Genocide, as a concept has, unfortunately, been perverted by confused fear-mongers on what is considered to be the ‘right-wing’. Genocide is rightly understood to be a systematic killing of people who share a particular group characteristic; often race or ethnicity. However, these fear-mongers have started to, especially within the European context, talk about things like low birth rates among whites or increasing interracial marriages in the same breath as they do genocide. ‘Genocide’ is now often said to be occurring simply when the white group ceases to be a majority in a given area. Now there may or may not be an argument for why this is a good or a bad thing, but it is not genocide. And in South Africa, there is no white genocide.

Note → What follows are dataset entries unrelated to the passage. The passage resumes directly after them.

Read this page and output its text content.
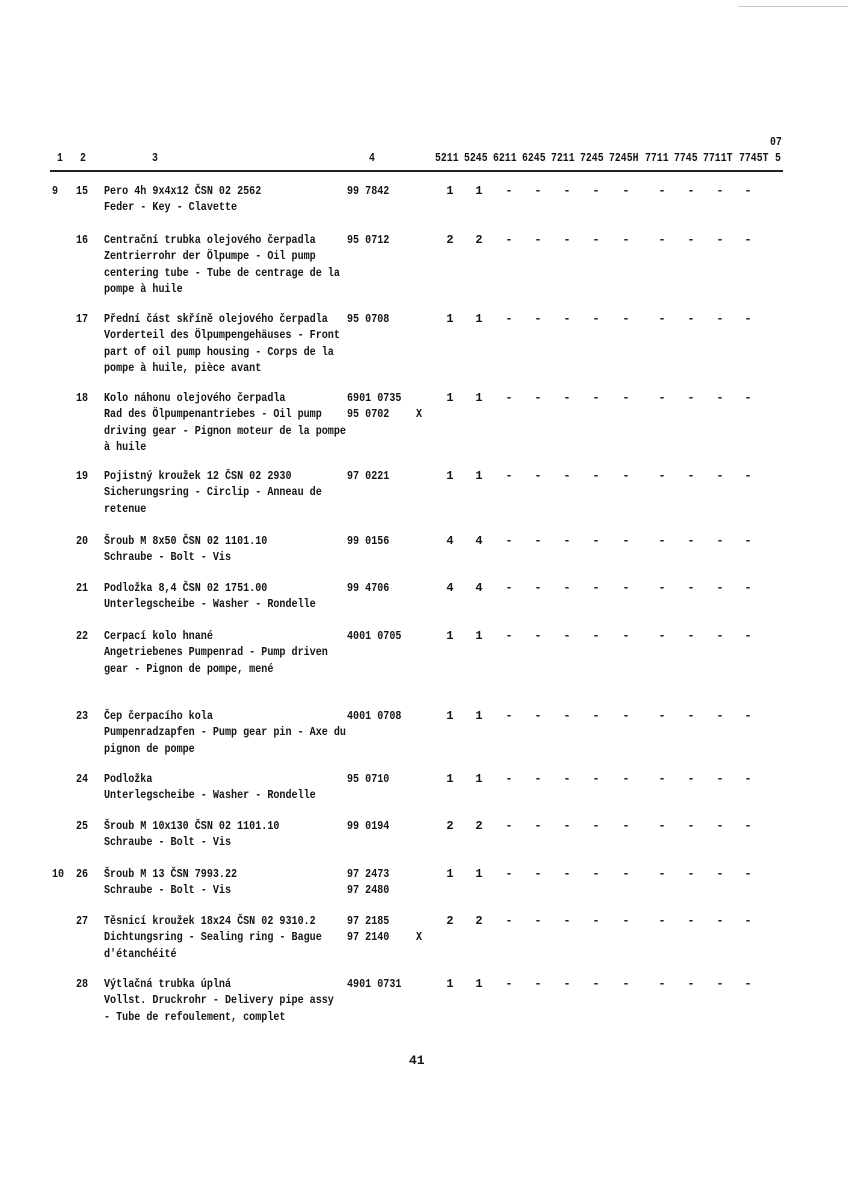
1 2	3	4	5211 5245 6211 6245 7211 7245 7245H 7711 7745 7711T 7745T
07
5
9 15 Pero 4h 9x4x12 ČSN 02 2562
Feder - Key - Clavette
99 7842	1	1	- - - - - - - - -
16 Centrační trubka olejového čerpadla
Zentrierrohr der Ölpumpe - Oil pump
centering tube - Tube de centrage de la
pompe à huile
95 0712	2	2	- - - - - - - - -
17 Přední část skříně olejového čerpadla
Vorderteil des Ölpumpengehäuses - Front
part of oil pump housing - Corps de la
pompe à huile, pièce avant
95 0708	1	1	- - - - - - - - -
18 Kolo náhonu olejového čerpadla
Rad des Ölpumpenantriebes - Oil pump
driving gear - Pignon moteur de la pompe
à huile
6901 0735
95 0702	X
1	1	- - - - - - - - -
19 Pojistný kroužek 12 ČSN 02 2930
Sicherungsring - Circlip - Anneau de
retenue
97 0221	1	1	- - - - - - - - -
20 Šroub M 8x50 ČSN 02 1101.10
Schraube - Bolt - Vis
99 0156	4	4	- - - - - - - - -
21 Podložka 8,4 ČSN 02 1751.00
Unterlegscheibe - Washer - Rondelle
99 4706	4	4	- - - - - - - - -
22 Cerpací kolo hnané
Angetriebenes Pumpenrad - Pump driven
gear - Pignon de pompe, mené
4001 0705	1	1	- - - - - - - - -
23 Čep čerpacího kola
Pumpenradzapfen - Pump gear pin - Axe du
pignon de pompe
4001 0708	1	1	- - - - - - - - -
24 Podložka
Unterlegscheibe - Washer - Rondelle
95 0710	1	1	- - - - - - - - -
25 Šroub M 10x130 ČSN 02 1101.10
Schraube - Bolt - Vis
99 0194	2	2	- - - - - - - - -
10 26 Šroub M 13 ČSN 7993.22
Schraube - Bolt - Vis
97 2473
97 2480
1	1	- - - - - - - - -
27 Těsnicí kroužek 18x24 ČSN 02 9310.2
Dichtungsring - Sealing ring - Bague
d'étanchéité
97 2185
97 2140 X
2	2	- - - - - - - - -
28 Výtlačná trubka úplná
Vollst. Druckrohr - Delivery pipe assy
- Tube de refoulement, complet
4901 0731	1	1	- - - - - - - - -
41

As one of my fellow libertarian friends, who happens to be black, Mpiyakhe Dhlamini recently correctly pointed out, the Suidlanders would not exist had there been a real, systematic genocide against white South Africans. Surely, the first victim of a genocide are those who have the infrastructure to resist the genocide, or those who have been warning against the genocide, but the Suidlanders, after all these years, still exists and continues to do their work.

Stefan Molyneux introduced the Suidlanders as the biggest civil defense organization in the world, which is a terrible exaggeration. Virtually nobody in South Africa, including ordinary Afrikaners, knows about the Suidlanders. And I don’t say this to defame them, but it is a simple matter of fact. I also don’t want to dissuade them in their mission, as they are going about it in a perfectly voluntary way which might yield many benefits if in the unlikely event in our future some kind of civil strife erupts. And civil strife is more likely than a race conflict, as the biggest tensions in South Africa right now are between the ruling African National Congress, and virtually everyone else.

The fact of the matter is that black South Africans are being killed in the same violent way whites are, but they are being killed at far greater numbers. Violent crime in South Africa has made us the proud ‘Rape Capital of the World’, as well as a consistent contender for one of the top-5 spots in the highest per capita murder rate in the world. In 2015, for a population of around 55 million, we had 49 murders a day. If the majority of those murder victims were white South Africans, the white population would have ceased to exist years ago.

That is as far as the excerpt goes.